Sanctuary
Middle English (in sanctuary (sense 3)): from Old French sanctuaire, from Latin sanctuarium, from sanctus ‘holy’. Early use in reference to a church or other sacred place where a fugitive was immune, by the law of the medieval Church, from arrest, gave rise to sanctuary (sense 1, sense 2).
wiktionary
From Middle English seyntuarie, from Old French saintuaire, from Late Latin sanctuarium(“a sacred place, a shrine, a private cabinet, in Medieval Latin also temple, church, churchyard, cemetery, right of asylum”), from Latin sanctus(“holy, sacred”); see saint.
etymonline
sanctuary (n.)
early 14c., "building set apart for holy worship," from Anglo-French sentuarie, Old French saintuaire "sacred relic, holy thing; reliquary, sanctuary," from Late Latin sanctuarium "a sacred place, shrine" (especially the Hebrew Holy of Holies; see sanctum), also "a private room," from Latin sanctus "holy" (see saint (n.)).

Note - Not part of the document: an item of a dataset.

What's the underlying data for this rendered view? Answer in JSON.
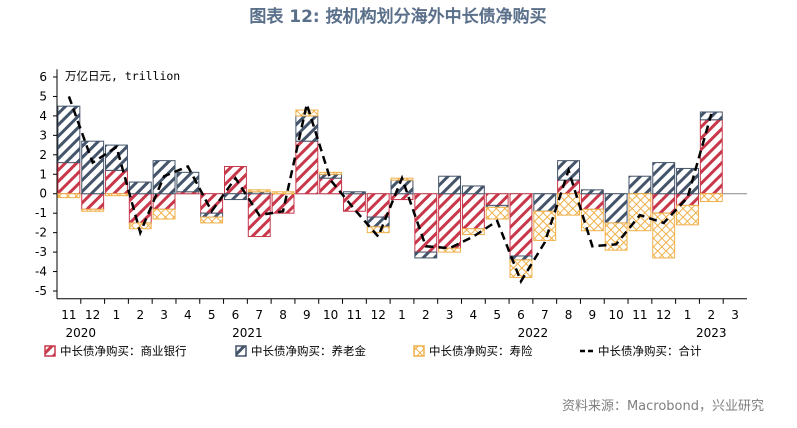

Since the time of Constantine and by medieval Church law, fugitives or debtors enjoyed immunity from arrest in certain churches, hence transferred sense of "immunity from punishment" (late 14c.). Exceptions were made in England in cases of treason and sacrilege. General (non-ecclesiastical) sense of "place of refuge or protection" is attested from 1560s; as "land set aside for wild plants or animals to breed and live" it is recorded from 1879.